Дифференциальная диагностика

Дифференциальная диагностика проводится в общем между абсцессами туберкулезного и нетуберкулезного происхождения, между кистовидными образованиями и новообразованиями в собственном смысле слова.

При явно туберкулезном происхождении гнойных скоплений необходимо прежде всего решить вопрос, имеем ли мы дело с натечным абсцессом или скоплением гноя внутри какого-либо органа или полости. Так, при туберкулезе сустава важно убедиться, имеются ли скопления гноя в полости сустава (эмпиема сустава), или же гной вышел за предел сустава в мягкие ткани, т. е. образован натечный абсцесс.

На шее диференциальная диагностика часто колеблется между натечным абсцессом, исходящим из позвоночника, и туберкулезным распадом в лимфатической железе. Скопления гноя на наружной поверхности грудной клетки также могут исходить из позвоночника (прокладывая себе длинный путь по ребру) или образовываться на месте при кариозном поражении ребра, или же, наконец, натекать из подплевральных и плевральных туберкулезных и гнойных поражений.

Наконец, нужно иметь в виду скопления жидкости и гноя в больших слизистых сумках при воспалении; эти скопления можно принять за натечный абсцесс, тем более что не так уже редко гной из воспаленной сумки распространяется и на окружающие ткани по типу натечного абсцесса. Это имеет наибольшее практическое значение в области большого вертела с его огромной слизистой сумкой, на костных выступах суставов, над локтевым отростком, перед надколенником, а также над выстоящими остистыми отростками при спондилитах.

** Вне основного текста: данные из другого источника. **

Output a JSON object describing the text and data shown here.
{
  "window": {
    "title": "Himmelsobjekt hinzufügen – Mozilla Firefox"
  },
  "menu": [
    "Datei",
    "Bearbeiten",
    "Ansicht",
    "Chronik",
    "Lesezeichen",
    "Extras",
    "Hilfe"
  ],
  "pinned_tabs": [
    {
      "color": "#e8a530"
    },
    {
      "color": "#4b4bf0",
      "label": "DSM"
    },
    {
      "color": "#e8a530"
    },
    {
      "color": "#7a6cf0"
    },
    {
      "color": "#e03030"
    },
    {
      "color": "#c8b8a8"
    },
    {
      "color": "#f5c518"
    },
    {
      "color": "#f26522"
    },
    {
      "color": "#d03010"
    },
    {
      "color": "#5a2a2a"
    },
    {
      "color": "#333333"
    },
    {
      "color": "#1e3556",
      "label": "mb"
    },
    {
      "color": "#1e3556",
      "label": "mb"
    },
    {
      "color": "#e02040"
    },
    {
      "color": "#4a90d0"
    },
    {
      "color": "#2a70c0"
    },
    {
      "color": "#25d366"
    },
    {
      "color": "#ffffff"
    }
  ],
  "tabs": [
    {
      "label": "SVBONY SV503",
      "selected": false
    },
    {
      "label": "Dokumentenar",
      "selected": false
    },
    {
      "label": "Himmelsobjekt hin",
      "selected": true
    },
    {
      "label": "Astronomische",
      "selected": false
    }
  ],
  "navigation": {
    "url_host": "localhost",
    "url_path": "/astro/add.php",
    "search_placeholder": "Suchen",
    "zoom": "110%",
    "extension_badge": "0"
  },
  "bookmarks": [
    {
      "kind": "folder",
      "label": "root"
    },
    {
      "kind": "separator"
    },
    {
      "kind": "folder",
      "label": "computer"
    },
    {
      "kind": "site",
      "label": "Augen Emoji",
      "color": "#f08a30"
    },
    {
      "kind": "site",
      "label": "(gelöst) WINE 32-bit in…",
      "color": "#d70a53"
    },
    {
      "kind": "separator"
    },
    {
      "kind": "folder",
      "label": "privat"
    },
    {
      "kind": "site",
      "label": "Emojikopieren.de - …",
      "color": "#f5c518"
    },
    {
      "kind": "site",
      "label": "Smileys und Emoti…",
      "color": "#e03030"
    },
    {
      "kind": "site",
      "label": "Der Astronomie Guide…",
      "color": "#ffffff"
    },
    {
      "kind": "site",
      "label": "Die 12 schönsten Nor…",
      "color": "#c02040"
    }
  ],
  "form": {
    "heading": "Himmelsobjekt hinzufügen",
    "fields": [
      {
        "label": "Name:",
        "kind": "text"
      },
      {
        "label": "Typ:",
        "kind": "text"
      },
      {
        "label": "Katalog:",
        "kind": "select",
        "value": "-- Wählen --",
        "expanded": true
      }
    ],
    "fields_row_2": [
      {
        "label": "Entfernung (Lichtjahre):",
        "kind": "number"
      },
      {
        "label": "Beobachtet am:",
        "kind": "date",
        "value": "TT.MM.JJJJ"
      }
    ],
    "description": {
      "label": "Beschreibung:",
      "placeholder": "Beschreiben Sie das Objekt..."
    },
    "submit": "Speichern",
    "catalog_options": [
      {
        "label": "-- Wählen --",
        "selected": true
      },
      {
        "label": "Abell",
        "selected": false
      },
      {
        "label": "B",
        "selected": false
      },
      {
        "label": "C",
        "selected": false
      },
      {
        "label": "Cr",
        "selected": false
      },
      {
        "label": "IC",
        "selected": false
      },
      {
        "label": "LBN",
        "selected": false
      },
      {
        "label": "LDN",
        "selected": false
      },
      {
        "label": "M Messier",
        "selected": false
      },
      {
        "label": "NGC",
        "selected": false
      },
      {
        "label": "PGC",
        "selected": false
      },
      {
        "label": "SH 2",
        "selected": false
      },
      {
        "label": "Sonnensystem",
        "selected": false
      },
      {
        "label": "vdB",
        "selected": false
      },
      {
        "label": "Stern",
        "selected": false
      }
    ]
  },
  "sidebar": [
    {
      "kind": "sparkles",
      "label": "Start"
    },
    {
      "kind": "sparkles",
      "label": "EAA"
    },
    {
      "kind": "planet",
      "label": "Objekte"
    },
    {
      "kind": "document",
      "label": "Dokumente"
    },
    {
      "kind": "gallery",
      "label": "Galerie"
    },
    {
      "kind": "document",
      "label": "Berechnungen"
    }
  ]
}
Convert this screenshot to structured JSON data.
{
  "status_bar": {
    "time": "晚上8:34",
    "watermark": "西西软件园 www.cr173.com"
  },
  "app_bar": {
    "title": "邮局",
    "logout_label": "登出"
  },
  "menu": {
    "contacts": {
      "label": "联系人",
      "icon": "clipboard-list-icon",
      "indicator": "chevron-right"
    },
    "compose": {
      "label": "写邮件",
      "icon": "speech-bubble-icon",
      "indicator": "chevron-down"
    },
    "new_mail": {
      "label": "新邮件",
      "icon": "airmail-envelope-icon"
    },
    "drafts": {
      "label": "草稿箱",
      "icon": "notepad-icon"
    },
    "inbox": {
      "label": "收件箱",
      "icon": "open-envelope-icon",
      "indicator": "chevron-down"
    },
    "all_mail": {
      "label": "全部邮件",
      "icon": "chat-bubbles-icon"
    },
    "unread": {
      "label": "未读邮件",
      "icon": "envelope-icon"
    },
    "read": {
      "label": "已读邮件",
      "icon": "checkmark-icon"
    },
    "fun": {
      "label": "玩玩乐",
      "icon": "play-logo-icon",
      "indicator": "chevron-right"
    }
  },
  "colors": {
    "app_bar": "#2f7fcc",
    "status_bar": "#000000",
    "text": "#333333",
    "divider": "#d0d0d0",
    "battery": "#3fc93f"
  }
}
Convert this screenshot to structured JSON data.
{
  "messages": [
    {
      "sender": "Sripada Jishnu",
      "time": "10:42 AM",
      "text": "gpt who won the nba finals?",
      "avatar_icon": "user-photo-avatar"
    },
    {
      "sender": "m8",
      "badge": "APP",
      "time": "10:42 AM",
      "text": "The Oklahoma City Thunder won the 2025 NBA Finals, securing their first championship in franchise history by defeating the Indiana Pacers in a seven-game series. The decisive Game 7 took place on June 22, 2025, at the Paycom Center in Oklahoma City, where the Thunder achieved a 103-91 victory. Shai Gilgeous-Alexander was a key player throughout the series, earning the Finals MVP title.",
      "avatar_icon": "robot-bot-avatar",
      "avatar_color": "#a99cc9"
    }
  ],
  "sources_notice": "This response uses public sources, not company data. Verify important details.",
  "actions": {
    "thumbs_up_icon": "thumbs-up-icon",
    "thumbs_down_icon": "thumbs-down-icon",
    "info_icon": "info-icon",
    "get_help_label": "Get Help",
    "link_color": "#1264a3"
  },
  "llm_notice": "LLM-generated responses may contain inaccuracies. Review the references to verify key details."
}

Скопления гноя коккового происхождения, носящие обычно остро воспалительный «горячий» характер, могут приобретать в некоторых случаях (в зависимости от вирулентности возбудителя и реакции организма) подострое, а иногда и хроническое течение по типу отграниченных «холодных» абсцессов; чаще всего это касается абсцессов остеомиэлитического или пиэмического происхождения. С другой стороны, и туберкулезный натечный абсцесс при вторичном инфицировании может приобрести подострый, а иногда острый характер.

В таких случаях дело решает уточненный анамнез, клинико-рентгенологическая картина костного поражения, а также цитологический и бактериологический анализ гноя.

Особого внимания заслуживают скопления гноя в подвздошной области аппендикулярного, а в тазу гинекологического происхождения, что также может иногда послужить поводом для смешения с подвздошными и тазовыми натечными абсцессами, исходящими из позвоночника или тазовых костей. То же относится и к паранефритам.

Скопления холодного гноя, по своим морфологическим свойствам почти ничем не отличающиеся от туберкулезного, могут давать также сифилитические гуммы на костях и вблизи суставов, но они обычно незначительных размеров и не обладают способностью к миграции. В сомнительных случаях диагноз решается опять-таки на основании данных анамнеза, других проявлений сифилиса, положительной реакции Вассермана (отрицательная реакция не говорит еще против сифилиса костей и суставов), а главное — положительных результатов специфической терапии.

Ту же картину могут дать редкие случаи межтканевых скоплений крови, околосуставные, околокостные и околопозвоночные гематомы травматического происхождения, главным образом образующиеся на почве особой ломкости сосудов и наклонности к кровоизлияниям (гемофилия).